As a tradition I’ve merely stumbled on, I tried to find a good passage from Roger Ebert’s review. I’m afraid that his review is really lacking. Anything he wrote circa 2009, when his health was quite poor in the midst of his battle with cancer. He’s a legend who earned the privilege to write reviews that were more about the plot and character beats of the horror genre rather than his usual populist analysis.

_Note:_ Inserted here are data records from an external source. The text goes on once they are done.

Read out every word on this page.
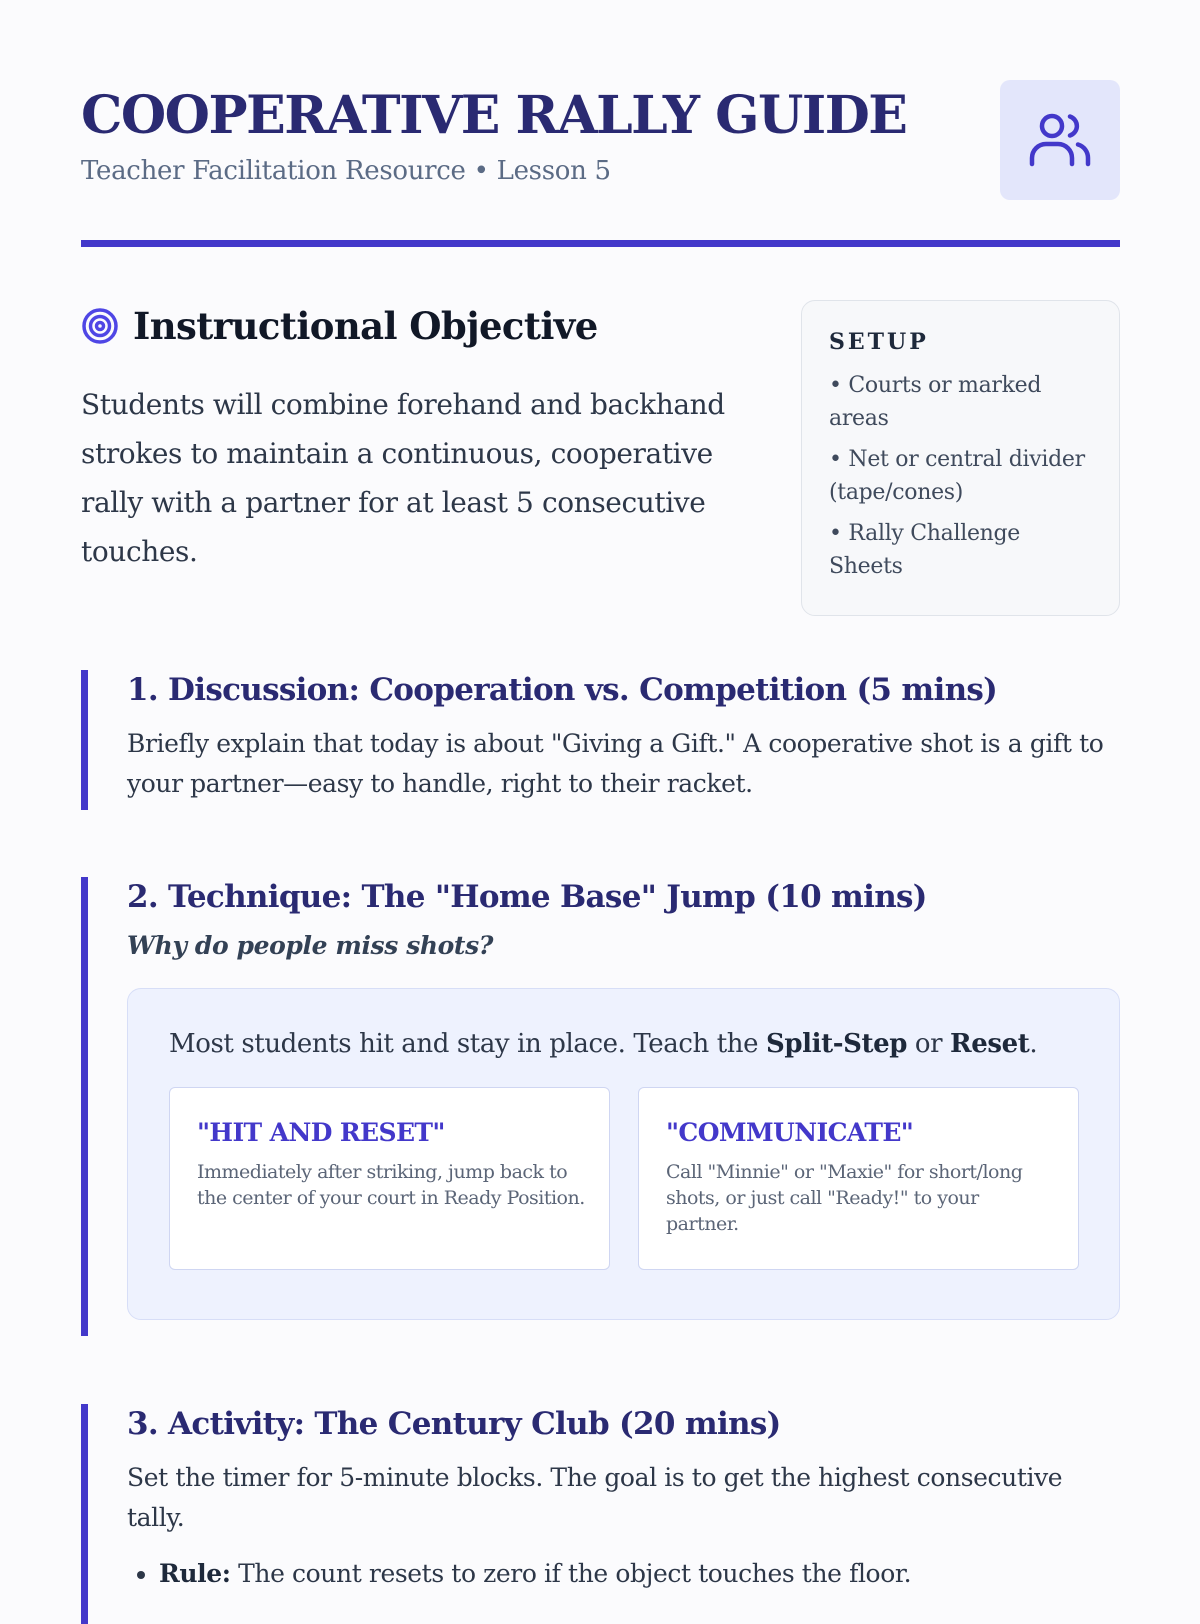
COOPERATIVE RALLY GUIDE
Teacher Facilitation Resource • Lesson 5
Instructional Objective
Students will combine forehand and backhand strokes to maintain a continuous, cooperative rally with a partner for at least 5 consecutive touches.
SETUP
• Courts or marked areas
• Net or central divider (tape/cones)
• Rally Challenge Sheets
1. Discussion: Cooperation vs. Competition (5 mins)

Briefly explain that today is about "Giving a Gift." A cooperative shot is a gift to your partner—easy to handle, right to their racket.

2. Technique: The "Home Base" Jump (10 mins)

Why do people miss shots?

Most students hit and stay in place. Teach the Split-Step or Reset.

"HIT AND RESET"
Immediately after striking, jump back to the center of your court in Ready Position.
"COMMUNICATE"
Call "Minnie" or "Maxie" for short/long shots, or just call "Ready!" to your partner.
3. Activity: The Century Club (20 mins)

Set the timer for 5-minute blocks. The goal is to get the highest consecutive tally.

• Rule: The count resets to zero if the object touches the floor.
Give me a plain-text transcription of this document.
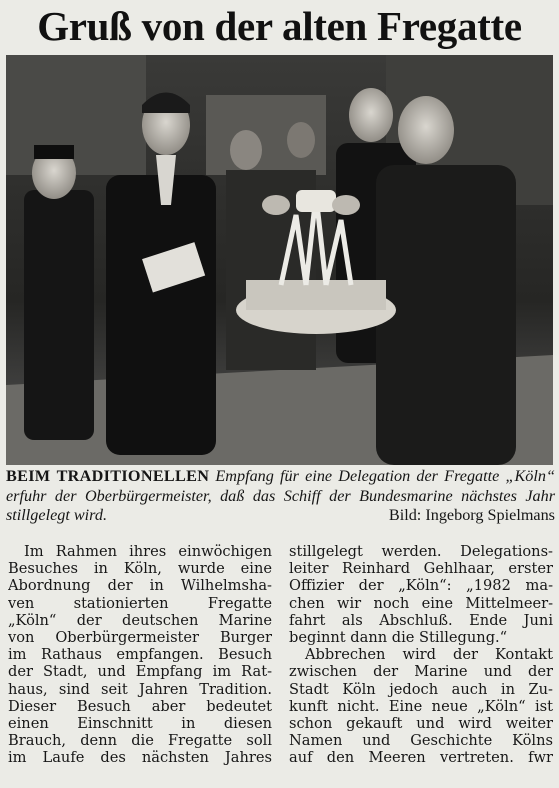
Gruß von der alten Fregatte
BEIM TRADITIONELLEN Empfang für eine Delegation der Fregatte „Köln“ erfuhr der Oberbürgermeister, daß das Schiff der Bundesmarine nächstes Jahr stillgelegt wird.	Bild: Ingeborg Spielmans
Im Rahmen ihres einwöchigen
Besuches in Köln, wurde eine
Abordnung der in Wilhelmsha-
ven stationierten Fregatte
„Köln“ der deutschen Marine
von Oberbürgermeister Burger
im Rathaus empfangen. Besuch
der Stadt, und Empfang im Rat-
haus, sind seit Jahren Tradition.
Dieser Besuch aber bedeutet
einen Einschnitt in diesen
Brauch, denn die Fregatte soll
im Laufe des nächsten Jahres
stillgelegt werden. Delegations-
leiter Reinhard Gehlhaar, erster
Offizier der „Köln“: „1982 ma-
chen wir noch eine Mittelmeer-
fahrt als Abschluß. Ende Juni
beginnt dann die Stillegung.“
Abbrechen wird der Kontakt
zwischen der Marine und der
Stadt Köln jedoch auch in Zu-
kunft nicht. Eine neue „Köln“ ist
schon gekauft und wird weiter
Namen und Geschichte Kölns
auf den Meeren vertreten. fwr
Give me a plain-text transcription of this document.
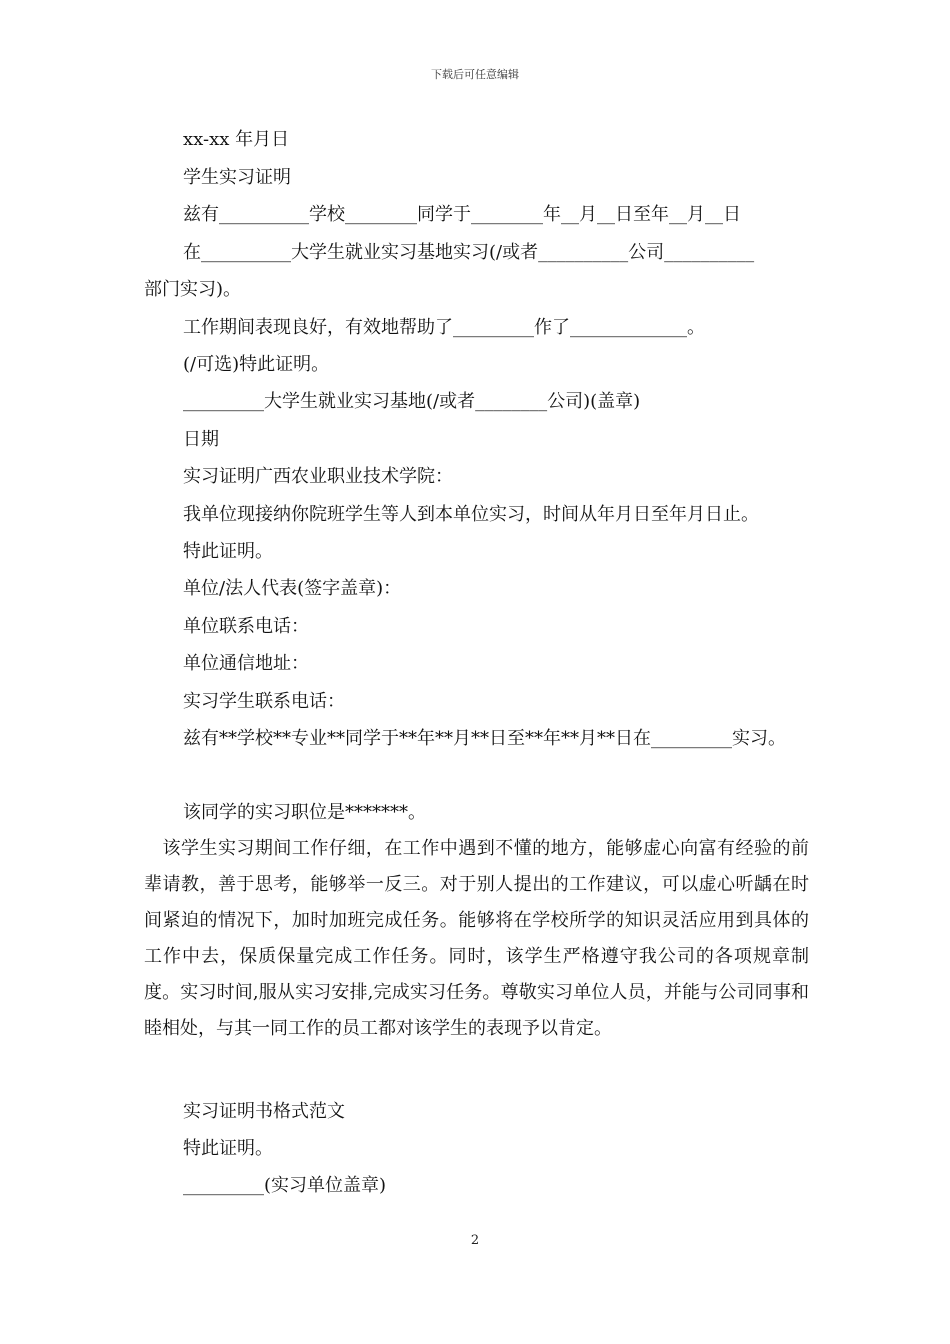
下载后可任意编辑
xx-xx 年月日
学生实习证明
兹有__________学校________同学于________年__月__日至年__月__日
在__________大学生就业实习基地实习(/或者__________公司__________
部门实习)。
工作期间表现良好，有效地帮助了_________作了_____________。
(/可选)特此证明。
_________大学生就业实习基地(/或者________公司)(盖章)
日期
实习证明广西农业职业技术学院：
我单位现接纳你院班学生等人到本单位实习，时间从年月日至年月日止。
特此证明。
单位/法人代表(签字盖章)：
单位联系电话：
单位通信地址：
实习学生联系电话：
兹有**学校**专业**同学于**年**月**日至**年**月**日在_________实习。
该同学的实习职位是*******。
　该学生实习期间工作仔细，在工作中遇到不懂的地方，能够虚心向富有经验的前辈请教，善于思考，能够举一反三。对于别人提出的工作建议，可以虚心听龋在时间紧迫的情况下，加时加班完成任务。能够将在学校所学的知识灵活应用到具体的工作中去，保质保量完成工作任务。同时，该学生严格遵守我公司的各项规章制度。实习时间,服从实习安排,完成实习任务。尊敬实习单位人员，并能与公司同事和睦相处，与其一同工作的员工都对该学生的表现予以肯定。
实习证明书格式范文
特此证明。
_________(实习单位盖章)
2
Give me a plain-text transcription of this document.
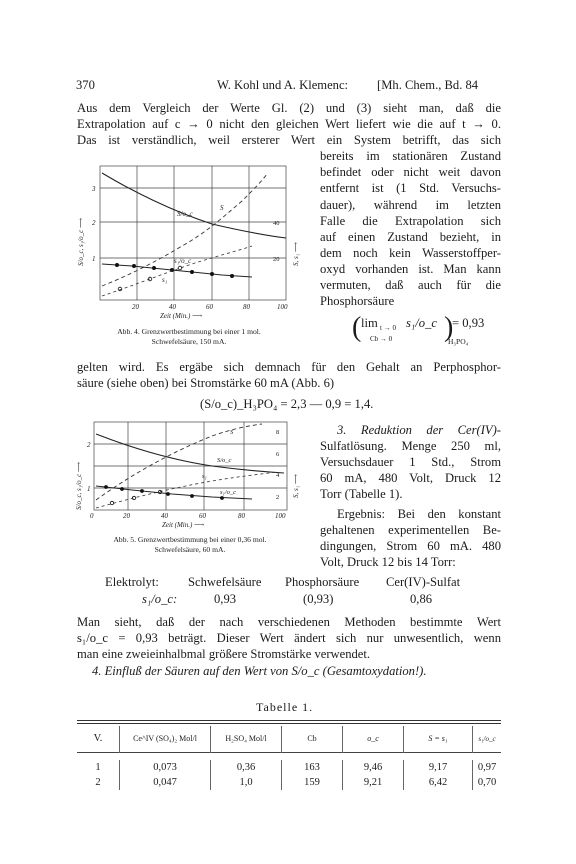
370	W. Kohl und A. Klemenc: [Mh. Chem., Bd. 84
Aus dem Vergleich der Werte Gl. (2) und (3) sieht man, daß die
Extrapolation auf c → 0 nicht den gleichen Wert liefert wie die auf t → 0.
Das ist verständlich, weil ersterer Wert ein System betrifft, das sich
S/o_c
S
s₁/o_c
s₁
3
2
1
40
20
S/o_c, s₁/o_c ⟶	S, s₁ ⟶
20	40	60	80	100
Zeit (Min.) ⟶
Abb. 4. Grenzwertbestimmung bei einer 1 mol.
Schwefelsäure, 150 mA.
bereits im stationären Zustand
befindet oder nicht weit davon
entfernt ist (1 Std. Versuchs-
dauer), während im letzten
Falle die Extrapolation sich
auf einen Zustand bezieht, in
dem noch kein Wasserstoffper-
oxyd vorhanden ist. Man kann
vermuten, daß auch für die
Phosphorsäure
( lim t → 0
Cb → 0
s₁/o_c )
H₃PO₄
= 0,93
gelten wird. Es ergäbe sich demnach für den Gehalt an Perphosphor-
säure (siehe oben) bei Stromstärke 60 mA (Abb. 6)
(S/o_c)_H₃PO₄ = 2,3 — 0,9 = 1,4.
S
S/o_c
s₁
s₁/o_c
2
1
8
6
4
2
S/o_c, s₁/o_c ⟶	S, s₁ ⟶
0	20	40	60	80	100
Zeit (Min.) ⟶
Abb. 5. Grenzwertbestimmung bei einer 0,36 mol.
Schwefelsäure, 60 mA.
3. Reduktion der Cer(IV)-
Sulfatlösung. Menge 250 ml,
Versuchsdauer 1 Std., Strom
60 mA, 480 Volt, Druck 12
Torr (Tabelle 1).
Ergebnis: Bei den konstant
gehaltenen experimentellen Be-
dingungen, Strom 60 mA. 480
Volt, Druck 12 bis 14 Torr:
Elektrolyt: Schwefelsäure Phosphorsäure Cer(IV)-Sulfat
s₁/o_c:	0,93	(0,93)	0,86
Man sieht, daß der nach verschiedenen Methoden bestimmte Wert
s₁/o_c = 0,93 beträgt. Dieser Wert ändert sich nur unwesentlich, wenn
man eine zweieinhalbmal größere Stromstärke verwendet.
4. Einfluß der Säuren auf den Wert von S/o_c (Gesamtoxydation!).
Tabelle 1.
V.	Ce^IV (SO₄)₂ Mol/l	H₂SO₄ Mol/l	Cb	o_c	S = s₁	s₁/o_c

1	0,073	0,36	163	9,46	9,17	0,97
2	0,047	1,0	159	9,21	6,42	0,70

For most movies I watch, even the great ones, I always wish the ending was a little bit more harsh, dark, sad, or pick any adjective evoking negative emotions. Most movies are cynical for the first three quarters and then lose the tone in the 4th. Landing the plane is difficult, and because of that, filmmakers become too concerned with wrapping up the plot cleanly and concisely. This is particularly true with genre pictures. In the closing moments of Drag Me to Hell, I was expecting to be disappointed by an ending that plays it safe. I kept checking how much time was left, holding my breath for the tide to change. Christine waits for a train with Clay, and everything seems to be merry, signaling that she may have learned a lesson in morality. In fact, she did learn a lesson. Instead of passing her curse on to another living person, she digs underground in the pouring rain for the grave of the old woman who was ground zero and passes it on back to her, which was summoned in the form of a coat pin. Unbeknownst to her, she sent the wrong envelope, one that didn’t contain the pin. Her good deed was not good enough despite the effort, and as the title promises, Christine is dragged to hell, and the set piece is as mean as anything in the film. Now that’s what I’m talking about.